A Call to Arms
I have previously written here about the challenges that face people with diabetes and the exciting innovations that have the potential to address those challenges. Unfortunately, in the United States, access to the tools that help people improve their blood glucose control is all too often limited by restrictions imposed by health insurance companies and other third-party payers. At the same time, congressional funding for research into diabetes is in jeopardy. I would like to take this opportunity to promote a "call to arms." People directly affected by diabetes and the tremendous numbers of us who are indirectly affected must strongly advocate for changes in our health care policy. No matter what your political persuasion, there can be little doubt that addressing this issue is both figuratively and literally vital to the health of our nation.
I am not suggesting that the solution is an easy one. But it is crucial that we improve awareness of the "diabetes epidemic." The increasing incidence of both type 1 and type 2 diabetes has been well-documented, as has the projected toll of failing to stem the tide. The potential cost in terms of morbidity and mortality and the financial expense of direct health care expenditures and lost wages are staggering. We must act now!
As a pediatric endocrinologist, I am all too aware of the increasingly higher hurdles that families must surmount to secure insurance coverage for basic diabetes care supplies such as blood glucose test strips, urine ketone strips, and injectable glucagon. Innovations aimed at decreasing the burden of diabetes care and consequently improving adherence to treatment regimens have been met with greater scrutiny and opposition by payers. Products including blood ketone monitoring devices, insulin injection pens, and insulin pumps are inconsistently covered, and the process of seeking coverage for newer technologies—even once they are U.S. Food and Drug Administration-approved—is daunting.
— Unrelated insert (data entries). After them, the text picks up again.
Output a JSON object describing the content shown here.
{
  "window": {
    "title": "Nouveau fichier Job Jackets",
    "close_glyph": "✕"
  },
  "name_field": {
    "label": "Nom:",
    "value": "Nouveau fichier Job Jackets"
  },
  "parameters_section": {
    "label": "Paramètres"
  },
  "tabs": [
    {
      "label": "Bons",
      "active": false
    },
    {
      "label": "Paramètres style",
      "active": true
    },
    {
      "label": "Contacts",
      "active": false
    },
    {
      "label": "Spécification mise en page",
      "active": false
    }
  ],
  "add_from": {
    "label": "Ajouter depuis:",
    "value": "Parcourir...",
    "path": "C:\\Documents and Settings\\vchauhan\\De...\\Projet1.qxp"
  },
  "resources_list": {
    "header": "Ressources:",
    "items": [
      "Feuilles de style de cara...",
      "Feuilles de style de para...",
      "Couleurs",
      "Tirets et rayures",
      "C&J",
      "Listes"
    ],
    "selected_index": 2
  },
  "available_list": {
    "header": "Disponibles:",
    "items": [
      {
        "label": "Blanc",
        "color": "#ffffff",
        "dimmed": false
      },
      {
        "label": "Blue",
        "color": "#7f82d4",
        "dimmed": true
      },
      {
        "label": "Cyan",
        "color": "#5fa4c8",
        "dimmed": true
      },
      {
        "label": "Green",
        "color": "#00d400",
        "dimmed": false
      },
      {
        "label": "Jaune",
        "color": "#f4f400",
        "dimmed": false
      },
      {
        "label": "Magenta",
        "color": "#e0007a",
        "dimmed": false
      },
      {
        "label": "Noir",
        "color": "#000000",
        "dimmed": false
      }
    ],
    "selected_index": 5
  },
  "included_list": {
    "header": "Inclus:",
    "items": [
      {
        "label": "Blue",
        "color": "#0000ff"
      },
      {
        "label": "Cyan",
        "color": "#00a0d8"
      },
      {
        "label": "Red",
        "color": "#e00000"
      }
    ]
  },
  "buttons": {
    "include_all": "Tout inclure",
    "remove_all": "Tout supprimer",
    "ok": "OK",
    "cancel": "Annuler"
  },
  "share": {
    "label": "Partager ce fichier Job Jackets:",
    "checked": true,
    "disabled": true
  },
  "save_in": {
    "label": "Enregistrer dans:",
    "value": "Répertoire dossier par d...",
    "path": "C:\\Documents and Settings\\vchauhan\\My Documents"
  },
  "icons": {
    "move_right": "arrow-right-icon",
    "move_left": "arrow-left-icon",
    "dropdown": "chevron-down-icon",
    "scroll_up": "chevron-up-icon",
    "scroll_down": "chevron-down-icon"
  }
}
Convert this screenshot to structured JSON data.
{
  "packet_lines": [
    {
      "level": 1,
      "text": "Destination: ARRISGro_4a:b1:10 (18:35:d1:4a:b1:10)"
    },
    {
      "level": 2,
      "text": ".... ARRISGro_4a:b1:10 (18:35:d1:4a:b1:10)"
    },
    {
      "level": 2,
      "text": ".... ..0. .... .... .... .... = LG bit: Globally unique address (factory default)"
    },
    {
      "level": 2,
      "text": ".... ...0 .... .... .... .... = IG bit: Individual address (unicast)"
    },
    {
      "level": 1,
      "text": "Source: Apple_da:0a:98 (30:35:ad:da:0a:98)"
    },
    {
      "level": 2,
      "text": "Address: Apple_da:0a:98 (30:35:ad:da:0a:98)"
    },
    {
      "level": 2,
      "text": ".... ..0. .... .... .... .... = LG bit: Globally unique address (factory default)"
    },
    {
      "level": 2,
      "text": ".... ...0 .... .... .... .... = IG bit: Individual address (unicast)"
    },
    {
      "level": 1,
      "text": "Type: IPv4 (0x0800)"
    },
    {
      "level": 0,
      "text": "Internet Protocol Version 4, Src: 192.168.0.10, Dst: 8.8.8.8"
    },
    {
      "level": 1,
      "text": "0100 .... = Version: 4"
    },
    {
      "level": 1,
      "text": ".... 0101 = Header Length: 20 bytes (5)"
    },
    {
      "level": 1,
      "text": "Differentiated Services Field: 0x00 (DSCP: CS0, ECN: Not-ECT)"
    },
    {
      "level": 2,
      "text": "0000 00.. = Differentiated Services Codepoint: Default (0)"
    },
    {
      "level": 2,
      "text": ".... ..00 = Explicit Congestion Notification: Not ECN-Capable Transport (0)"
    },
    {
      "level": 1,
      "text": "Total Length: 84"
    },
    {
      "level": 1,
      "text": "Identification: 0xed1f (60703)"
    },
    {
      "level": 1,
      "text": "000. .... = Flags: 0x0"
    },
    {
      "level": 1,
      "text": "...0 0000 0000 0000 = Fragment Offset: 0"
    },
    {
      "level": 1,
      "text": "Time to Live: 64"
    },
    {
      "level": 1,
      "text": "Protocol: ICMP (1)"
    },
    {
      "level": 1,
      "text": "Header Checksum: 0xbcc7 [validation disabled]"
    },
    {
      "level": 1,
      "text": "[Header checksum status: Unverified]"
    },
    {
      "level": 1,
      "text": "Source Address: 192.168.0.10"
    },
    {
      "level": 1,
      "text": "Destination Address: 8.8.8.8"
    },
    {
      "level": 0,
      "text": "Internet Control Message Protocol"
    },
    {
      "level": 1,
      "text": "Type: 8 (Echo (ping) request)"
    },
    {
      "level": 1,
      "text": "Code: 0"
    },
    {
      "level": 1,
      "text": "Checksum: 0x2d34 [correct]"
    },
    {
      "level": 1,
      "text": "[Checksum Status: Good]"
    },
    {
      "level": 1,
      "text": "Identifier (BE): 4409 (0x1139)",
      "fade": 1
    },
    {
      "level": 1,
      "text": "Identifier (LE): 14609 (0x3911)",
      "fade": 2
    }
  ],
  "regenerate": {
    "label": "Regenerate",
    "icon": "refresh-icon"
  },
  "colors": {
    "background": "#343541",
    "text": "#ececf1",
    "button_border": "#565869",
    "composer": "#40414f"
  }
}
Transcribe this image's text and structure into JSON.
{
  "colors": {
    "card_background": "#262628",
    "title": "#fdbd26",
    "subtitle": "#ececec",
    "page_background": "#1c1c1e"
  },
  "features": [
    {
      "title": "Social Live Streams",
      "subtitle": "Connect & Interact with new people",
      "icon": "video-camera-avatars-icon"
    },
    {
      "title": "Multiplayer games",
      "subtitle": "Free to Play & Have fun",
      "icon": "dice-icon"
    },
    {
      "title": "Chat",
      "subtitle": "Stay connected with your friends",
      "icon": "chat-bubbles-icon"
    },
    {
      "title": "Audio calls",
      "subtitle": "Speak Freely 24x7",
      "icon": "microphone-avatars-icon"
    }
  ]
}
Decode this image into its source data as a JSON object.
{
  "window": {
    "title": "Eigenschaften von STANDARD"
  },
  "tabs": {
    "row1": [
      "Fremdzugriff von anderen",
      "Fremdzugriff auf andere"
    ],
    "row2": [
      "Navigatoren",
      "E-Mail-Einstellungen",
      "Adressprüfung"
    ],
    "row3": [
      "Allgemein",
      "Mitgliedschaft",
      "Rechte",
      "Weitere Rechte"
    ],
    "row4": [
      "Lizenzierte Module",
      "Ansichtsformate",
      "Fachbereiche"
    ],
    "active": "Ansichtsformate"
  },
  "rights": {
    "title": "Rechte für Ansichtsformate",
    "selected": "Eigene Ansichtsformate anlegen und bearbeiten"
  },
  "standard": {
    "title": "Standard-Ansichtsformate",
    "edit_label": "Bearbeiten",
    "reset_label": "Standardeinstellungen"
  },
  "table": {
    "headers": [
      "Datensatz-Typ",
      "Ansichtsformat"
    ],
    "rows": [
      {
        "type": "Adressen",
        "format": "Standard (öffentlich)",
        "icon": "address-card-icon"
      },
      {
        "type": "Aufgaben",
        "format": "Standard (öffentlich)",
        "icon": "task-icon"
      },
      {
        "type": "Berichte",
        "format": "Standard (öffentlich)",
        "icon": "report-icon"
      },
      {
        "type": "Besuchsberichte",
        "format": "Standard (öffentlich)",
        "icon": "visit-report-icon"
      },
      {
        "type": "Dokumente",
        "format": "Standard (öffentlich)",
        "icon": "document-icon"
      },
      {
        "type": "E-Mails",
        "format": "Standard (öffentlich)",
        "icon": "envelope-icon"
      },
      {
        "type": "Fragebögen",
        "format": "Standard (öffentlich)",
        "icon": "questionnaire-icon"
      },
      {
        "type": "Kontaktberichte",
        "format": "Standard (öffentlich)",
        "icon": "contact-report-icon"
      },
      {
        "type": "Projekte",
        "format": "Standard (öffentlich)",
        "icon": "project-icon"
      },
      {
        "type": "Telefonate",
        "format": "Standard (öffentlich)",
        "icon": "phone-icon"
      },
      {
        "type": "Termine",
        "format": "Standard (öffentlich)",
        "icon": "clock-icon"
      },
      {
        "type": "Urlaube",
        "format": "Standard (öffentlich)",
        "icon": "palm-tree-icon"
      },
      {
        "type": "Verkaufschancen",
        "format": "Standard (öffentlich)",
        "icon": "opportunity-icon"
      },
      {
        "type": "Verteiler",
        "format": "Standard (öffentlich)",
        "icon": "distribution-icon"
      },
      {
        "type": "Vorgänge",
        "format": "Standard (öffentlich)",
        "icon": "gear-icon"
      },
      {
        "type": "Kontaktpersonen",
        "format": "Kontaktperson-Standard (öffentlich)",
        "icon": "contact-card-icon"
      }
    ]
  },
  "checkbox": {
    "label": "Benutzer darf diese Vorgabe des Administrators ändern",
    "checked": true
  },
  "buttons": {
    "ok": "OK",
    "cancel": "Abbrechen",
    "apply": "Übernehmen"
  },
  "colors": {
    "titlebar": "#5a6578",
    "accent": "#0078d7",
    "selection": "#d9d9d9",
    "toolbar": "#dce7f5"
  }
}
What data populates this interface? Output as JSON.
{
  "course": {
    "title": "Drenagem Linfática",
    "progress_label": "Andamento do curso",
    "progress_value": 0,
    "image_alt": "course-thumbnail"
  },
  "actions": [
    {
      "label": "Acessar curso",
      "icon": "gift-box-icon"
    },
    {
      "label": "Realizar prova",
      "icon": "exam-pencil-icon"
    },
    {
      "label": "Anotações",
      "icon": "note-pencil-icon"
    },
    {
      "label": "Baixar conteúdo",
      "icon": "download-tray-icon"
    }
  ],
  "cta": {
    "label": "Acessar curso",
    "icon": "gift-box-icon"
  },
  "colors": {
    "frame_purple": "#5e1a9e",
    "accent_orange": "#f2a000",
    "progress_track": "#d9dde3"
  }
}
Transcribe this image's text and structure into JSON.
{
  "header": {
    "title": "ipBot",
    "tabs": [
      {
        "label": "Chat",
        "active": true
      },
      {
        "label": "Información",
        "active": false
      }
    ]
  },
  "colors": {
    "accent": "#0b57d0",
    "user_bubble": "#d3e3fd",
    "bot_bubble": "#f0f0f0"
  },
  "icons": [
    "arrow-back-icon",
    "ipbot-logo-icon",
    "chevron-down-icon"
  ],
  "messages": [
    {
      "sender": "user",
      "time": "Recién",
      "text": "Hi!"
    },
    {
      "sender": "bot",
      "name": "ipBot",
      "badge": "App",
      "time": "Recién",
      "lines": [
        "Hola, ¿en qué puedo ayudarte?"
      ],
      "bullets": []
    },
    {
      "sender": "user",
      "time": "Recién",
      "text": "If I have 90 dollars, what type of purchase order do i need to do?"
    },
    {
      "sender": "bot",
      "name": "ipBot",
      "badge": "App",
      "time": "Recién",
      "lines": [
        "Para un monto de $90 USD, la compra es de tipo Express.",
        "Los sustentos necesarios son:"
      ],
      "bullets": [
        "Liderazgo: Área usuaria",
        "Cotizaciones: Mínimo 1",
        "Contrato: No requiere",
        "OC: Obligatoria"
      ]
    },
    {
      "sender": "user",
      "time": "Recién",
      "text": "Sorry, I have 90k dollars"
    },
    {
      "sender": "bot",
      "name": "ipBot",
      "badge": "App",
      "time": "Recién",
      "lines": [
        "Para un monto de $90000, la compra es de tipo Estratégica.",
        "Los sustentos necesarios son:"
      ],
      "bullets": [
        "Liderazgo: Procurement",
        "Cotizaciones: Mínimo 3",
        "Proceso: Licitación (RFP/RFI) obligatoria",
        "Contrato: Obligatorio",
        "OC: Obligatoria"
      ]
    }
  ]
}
The need for prior authorization and onerous multiple appeals has become commonplace.
The current status of diabetes research funding is equally troubling. In my roles as a clinical researcher and a scientific grant reviewer, I am witnessing the effects of diminishing federal funds for new and ongoing diabetes research. This has resulted in a greater demand upon nonprofit organizations such as the American Diabetes Association and the Juvenile Diabetes Research Foundation. Greater competition for limited funds has far-reaching effects including less money for new investigators, meaning that researchers will no doubt move to other areas of research; decreased funding for innovative but "riskier" avenues of investigation; and less ambitious goals for currently funded investigators faced with the possibility of disappearing support.
I urge you all to educate yourselves about the current status of diabetes care and research and the looming threat of diabetes in the future. Then go out and advocate for initiatives that will address current and future needs. The present economic climate has required our lawmakers to critically review all expenditures. Let's do all that we can to ensure that diabetes remains at the forefront of their deliberations—for the sake of those who are currently affected, and for the countless others who will develop diabetes if we fail.